Isi pesannya berbunyi:
“Mf ya bg, jangan bikin masalah aku jadi gak karuan, ngapain di WA Pak Johnson. Pak Johnson beli tanah aku, bukan aku yang beli tanah dia. Gak usah lah bg di WA orang. Aku kan gak ada kasih kuasa ke abg. Mohon maaf, jangan Bapak hubungi Pak Johnson lagi, gak ada izin dari aku. Terima kasih.”
Pernyataan mendadak tersebut sontak membuat tim media dan LSM terkejut. Sebab, sebelumnya Ilas Novera sendiri yang memberikan data dan meminta pendampingan hukum.
Situasi ini menimbulkan pertanyaan besar:
Apakah Ilas Novera benar-benar korban, atau justru memberikan keterangan palsu demi kepentingan tertentu?
Beberapa anggota tim bahkan menduga adanya indikasi manipulasi informasi dalam pengakuan Ilas sebelumnya.

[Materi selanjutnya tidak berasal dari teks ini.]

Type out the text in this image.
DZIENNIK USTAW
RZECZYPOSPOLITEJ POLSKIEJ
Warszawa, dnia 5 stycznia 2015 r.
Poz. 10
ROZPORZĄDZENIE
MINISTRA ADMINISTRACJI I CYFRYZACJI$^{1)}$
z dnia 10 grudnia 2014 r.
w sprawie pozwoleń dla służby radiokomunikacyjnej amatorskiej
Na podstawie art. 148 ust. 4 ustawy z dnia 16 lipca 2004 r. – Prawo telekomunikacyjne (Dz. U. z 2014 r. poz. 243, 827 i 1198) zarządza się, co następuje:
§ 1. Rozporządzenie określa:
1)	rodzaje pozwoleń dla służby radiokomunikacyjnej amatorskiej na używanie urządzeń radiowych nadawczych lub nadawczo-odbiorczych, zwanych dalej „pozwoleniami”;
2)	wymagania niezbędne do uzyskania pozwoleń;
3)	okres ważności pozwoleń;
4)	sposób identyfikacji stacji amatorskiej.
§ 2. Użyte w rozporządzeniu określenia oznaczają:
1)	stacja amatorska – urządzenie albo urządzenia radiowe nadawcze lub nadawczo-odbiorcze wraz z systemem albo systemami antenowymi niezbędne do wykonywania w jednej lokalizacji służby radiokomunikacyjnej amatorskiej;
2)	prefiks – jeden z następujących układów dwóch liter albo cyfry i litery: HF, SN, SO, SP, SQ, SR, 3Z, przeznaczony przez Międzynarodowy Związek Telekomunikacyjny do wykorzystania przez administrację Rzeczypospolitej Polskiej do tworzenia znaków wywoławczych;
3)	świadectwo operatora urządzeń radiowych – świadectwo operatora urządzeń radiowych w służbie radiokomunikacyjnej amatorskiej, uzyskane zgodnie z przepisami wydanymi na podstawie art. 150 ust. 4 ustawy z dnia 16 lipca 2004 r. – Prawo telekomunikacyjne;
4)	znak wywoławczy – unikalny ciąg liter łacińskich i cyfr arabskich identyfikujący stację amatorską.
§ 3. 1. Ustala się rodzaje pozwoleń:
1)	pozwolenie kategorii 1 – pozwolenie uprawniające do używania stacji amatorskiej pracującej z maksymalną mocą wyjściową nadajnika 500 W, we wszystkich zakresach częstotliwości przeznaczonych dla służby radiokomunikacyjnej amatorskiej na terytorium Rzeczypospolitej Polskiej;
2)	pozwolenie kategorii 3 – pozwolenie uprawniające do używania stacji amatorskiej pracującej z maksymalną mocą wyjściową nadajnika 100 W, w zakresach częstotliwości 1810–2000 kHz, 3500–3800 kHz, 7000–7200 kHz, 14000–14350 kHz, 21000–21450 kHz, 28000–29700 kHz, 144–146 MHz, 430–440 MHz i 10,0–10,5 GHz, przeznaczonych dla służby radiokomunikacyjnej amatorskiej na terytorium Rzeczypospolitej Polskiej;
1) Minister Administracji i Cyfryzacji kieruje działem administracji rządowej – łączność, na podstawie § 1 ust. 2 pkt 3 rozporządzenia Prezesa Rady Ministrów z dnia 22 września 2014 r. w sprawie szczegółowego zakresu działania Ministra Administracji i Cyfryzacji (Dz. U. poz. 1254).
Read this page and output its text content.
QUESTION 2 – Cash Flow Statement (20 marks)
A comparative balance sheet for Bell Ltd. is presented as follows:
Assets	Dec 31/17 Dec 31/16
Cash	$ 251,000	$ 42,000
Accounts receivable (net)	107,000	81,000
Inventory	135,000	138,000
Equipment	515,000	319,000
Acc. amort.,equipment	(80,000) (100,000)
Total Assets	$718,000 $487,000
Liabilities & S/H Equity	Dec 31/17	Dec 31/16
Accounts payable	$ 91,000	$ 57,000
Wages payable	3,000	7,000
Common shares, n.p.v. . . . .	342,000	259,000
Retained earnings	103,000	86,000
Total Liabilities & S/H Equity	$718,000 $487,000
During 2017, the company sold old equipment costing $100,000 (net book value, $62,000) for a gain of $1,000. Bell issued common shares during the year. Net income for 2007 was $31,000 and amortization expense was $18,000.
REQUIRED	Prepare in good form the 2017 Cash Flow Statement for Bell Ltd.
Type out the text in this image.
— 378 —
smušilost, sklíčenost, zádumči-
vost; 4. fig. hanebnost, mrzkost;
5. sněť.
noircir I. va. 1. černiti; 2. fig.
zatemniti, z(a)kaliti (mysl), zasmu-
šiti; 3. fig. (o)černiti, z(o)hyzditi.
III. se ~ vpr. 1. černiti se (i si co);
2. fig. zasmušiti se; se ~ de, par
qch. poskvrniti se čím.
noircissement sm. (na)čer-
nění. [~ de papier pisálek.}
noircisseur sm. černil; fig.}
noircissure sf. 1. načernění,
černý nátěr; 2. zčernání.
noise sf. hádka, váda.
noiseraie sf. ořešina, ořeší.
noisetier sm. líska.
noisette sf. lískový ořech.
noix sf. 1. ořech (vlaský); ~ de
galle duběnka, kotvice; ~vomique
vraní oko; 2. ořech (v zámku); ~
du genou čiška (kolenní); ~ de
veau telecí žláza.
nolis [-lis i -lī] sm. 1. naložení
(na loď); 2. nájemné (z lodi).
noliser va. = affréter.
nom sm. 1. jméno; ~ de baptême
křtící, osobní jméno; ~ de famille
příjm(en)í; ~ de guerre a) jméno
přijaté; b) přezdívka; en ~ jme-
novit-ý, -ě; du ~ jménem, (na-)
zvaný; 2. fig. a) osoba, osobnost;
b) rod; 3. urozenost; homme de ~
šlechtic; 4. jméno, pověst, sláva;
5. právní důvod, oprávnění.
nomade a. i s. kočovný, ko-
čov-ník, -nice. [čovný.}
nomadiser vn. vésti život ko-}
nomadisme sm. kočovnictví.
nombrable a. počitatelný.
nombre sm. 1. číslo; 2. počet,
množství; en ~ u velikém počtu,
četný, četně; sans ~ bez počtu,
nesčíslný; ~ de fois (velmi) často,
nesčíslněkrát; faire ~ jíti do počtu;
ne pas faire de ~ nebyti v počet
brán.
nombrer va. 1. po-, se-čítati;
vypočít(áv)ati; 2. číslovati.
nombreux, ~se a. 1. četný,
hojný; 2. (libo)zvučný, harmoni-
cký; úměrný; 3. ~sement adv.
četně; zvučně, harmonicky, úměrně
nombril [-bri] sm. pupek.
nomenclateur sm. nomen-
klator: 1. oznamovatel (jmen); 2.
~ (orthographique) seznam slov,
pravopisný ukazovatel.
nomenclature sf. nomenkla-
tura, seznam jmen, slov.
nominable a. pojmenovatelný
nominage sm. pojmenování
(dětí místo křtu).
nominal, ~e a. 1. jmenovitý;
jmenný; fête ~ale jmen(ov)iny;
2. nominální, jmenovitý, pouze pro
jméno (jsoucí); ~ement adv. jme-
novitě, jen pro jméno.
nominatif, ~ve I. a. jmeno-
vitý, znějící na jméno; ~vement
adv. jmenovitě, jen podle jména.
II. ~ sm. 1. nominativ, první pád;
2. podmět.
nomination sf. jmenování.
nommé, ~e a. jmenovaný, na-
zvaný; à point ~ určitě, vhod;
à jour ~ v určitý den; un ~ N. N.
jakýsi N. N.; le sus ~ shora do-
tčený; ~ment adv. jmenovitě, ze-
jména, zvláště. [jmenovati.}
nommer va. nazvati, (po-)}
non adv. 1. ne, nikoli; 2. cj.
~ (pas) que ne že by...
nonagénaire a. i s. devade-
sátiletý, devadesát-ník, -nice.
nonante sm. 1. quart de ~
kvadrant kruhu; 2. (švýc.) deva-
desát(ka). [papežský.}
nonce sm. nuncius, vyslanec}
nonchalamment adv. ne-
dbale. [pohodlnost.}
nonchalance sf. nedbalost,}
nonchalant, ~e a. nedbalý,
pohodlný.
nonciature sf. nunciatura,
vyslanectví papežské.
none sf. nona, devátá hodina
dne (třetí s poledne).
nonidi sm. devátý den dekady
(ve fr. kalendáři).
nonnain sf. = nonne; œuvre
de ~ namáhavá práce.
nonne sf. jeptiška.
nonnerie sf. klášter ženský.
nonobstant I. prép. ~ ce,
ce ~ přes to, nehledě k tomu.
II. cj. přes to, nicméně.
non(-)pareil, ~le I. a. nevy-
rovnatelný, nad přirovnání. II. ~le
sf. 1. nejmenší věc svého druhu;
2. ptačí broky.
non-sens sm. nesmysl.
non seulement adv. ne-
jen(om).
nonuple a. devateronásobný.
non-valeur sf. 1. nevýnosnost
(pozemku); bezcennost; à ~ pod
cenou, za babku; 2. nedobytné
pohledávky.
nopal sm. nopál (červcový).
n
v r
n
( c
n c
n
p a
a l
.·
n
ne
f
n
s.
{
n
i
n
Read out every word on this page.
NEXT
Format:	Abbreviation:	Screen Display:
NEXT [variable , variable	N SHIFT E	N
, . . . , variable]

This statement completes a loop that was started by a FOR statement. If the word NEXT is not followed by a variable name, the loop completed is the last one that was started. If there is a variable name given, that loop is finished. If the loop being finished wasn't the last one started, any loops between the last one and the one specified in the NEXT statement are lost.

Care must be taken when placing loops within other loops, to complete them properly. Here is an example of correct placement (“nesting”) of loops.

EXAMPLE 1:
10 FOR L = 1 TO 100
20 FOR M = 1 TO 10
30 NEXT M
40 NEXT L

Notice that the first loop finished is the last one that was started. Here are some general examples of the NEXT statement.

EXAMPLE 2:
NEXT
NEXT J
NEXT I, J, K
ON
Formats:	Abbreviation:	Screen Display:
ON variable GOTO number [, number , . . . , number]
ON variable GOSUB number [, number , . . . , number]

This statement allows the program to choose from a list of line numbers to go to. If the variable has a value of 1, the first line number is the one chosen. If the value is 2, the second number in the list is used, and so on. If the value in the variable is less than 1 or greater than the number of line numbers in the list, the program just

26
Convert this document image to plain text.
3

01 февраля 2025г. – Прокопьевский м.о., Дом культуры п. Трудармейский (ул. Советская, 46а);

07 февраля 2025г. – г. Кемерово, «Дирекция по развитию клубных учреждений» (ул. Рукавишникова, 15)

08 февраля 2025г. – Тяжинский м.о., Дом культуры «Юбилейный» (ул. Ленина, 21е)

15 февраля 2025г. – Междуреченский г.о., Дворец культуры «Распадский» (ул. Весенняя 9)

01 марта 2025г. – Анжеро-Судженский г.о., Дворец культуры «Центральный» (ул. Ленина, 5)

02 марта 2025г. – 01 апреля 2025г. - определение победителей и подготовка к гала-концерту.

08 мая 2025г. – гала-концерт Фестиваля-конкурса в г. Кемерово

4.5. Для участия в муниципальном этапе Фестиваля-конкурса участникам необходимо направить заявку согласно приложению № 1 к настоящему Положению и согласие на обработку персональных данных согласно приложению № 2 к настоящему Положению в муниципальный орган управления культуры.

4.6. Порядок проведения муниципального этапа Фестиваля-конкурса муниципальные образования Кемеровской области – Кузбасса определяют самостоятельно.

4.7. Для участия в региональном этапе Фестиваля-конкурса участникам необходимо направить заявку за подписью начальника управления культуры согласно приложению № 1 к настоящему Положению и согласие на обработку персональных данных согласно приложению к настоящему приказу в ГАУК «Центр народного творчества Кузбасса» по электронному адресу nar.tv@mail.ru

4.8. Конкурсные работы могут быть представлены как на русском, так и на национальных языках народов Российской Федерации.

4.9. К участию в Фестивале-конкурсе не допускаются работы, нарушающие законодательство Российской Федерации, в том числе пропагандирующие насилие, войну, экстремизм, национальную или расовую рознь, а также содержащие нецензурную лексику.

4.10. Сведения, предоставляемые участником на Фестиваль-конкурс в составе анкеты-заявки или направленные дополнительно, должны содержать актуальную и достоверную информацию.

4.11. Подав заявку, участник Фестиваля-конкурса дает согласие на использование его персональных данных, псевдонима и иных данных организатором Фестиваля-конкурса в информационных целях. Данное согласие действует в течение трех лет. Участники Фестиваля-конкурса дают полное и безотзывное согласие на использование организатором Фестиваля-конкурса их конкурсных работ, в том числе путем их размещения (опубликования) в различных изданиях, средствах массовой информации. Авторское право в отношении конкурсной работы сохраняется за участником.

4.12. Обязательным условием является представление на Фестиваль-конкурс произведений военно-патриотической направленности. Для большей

“Kami menduga ada keterangan tidak sesuai fakta yang disampaikan kepada kami. Ini akan kami telusuri lebih lanjut agar terang benderang,” ujar salah satu anggota tim investigasi LSM PENJARA INDONESIA.
Kasus tanah bernilai miliaran rupiah ini kini menjadi sorotan tajam publik dan aktivis hukum di Riau. LSM dan media berkomitmen untuk membuka tabir dugaan permainan di balik transaksi tanah tersebut, termasuk menelusuri siapa sosok WNA yang disebut-sebut sebagai pembeli.
Jika terbukti ada pihak yang memberikan keterangan palsu atau melakukan manipulasi hukum, maka dapat dijerat dengan Pasal 242 KUHP tentang keterangan palsu di depan umum, dengan ancaman pidana penjara hingga 7 tahun.
Kasus ini masih terus dikembangkan. Masyarakat pun menunggu langkah tegas dari aparat penegak hukum untuk memastikan keadilan ditegakkan tanpa pandang bulu.